Systematic Analysis of Crosstalk in the PDGF Receptor Signal Transduction Network
(2009-08-19) Wang, Chun-Chao; Carla Mattos, Committee Member; Jason M. Haugh, Committee Chair; Robert M. Kelly, Committee Member; Balaji Rao, Committee Member
Intracellular signal transduction is traditionally characterized in terms of pathways, comprised of serial activation processes. Although it is appreciated that canonical signaling pathways are simply dominant routes of regulation embedded in larger interaction networks, relatively little has been done to quantify pathway crosstalk in such networks.

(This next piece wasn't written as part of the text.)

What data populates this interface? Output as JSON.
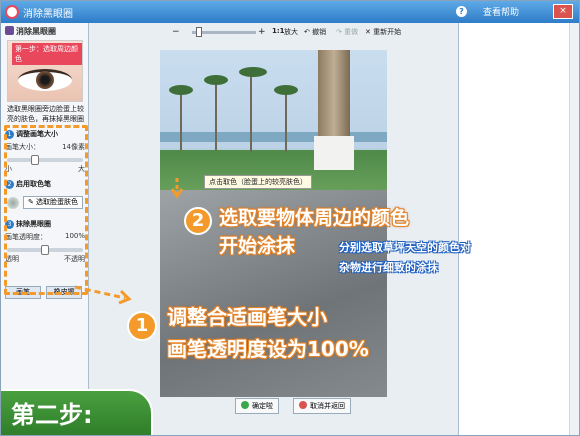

Through quantitative measurements that systematically canvas an array of stimulation and molecular perturbation conditions, together with computational modeling and analysis, we have elucidated crosstalk mechanisms in the platelet-derived growth factor (PDGF) receptor signaling network, in which phosphoinositide 3-kinase (PI3K) and Ras/extracellular signal-regulated kinase (Erk) pathways are prominently activated. We show that, while PI3K signaling is insulated from crosstalk, PI3K enhances Erk activation in multiple ways. Whereas simultaneously blocking Ras and PI3K abolishes PDGF-stimulated Erk phosphorylation, each pathway makes an independent contribution to Erk activation, and PI3K affects Ras activation as well. The magnitudes of these effects depend strongly on the stimulation conditions, subject to saturation effects in the respective pathways and negative feedback loops. Motivated by those dynamics, a kinetic model of the network was formulated and used to precisely quantify the relative contributions of PI3K-dependent and -independent modes of Ras/Erk activation.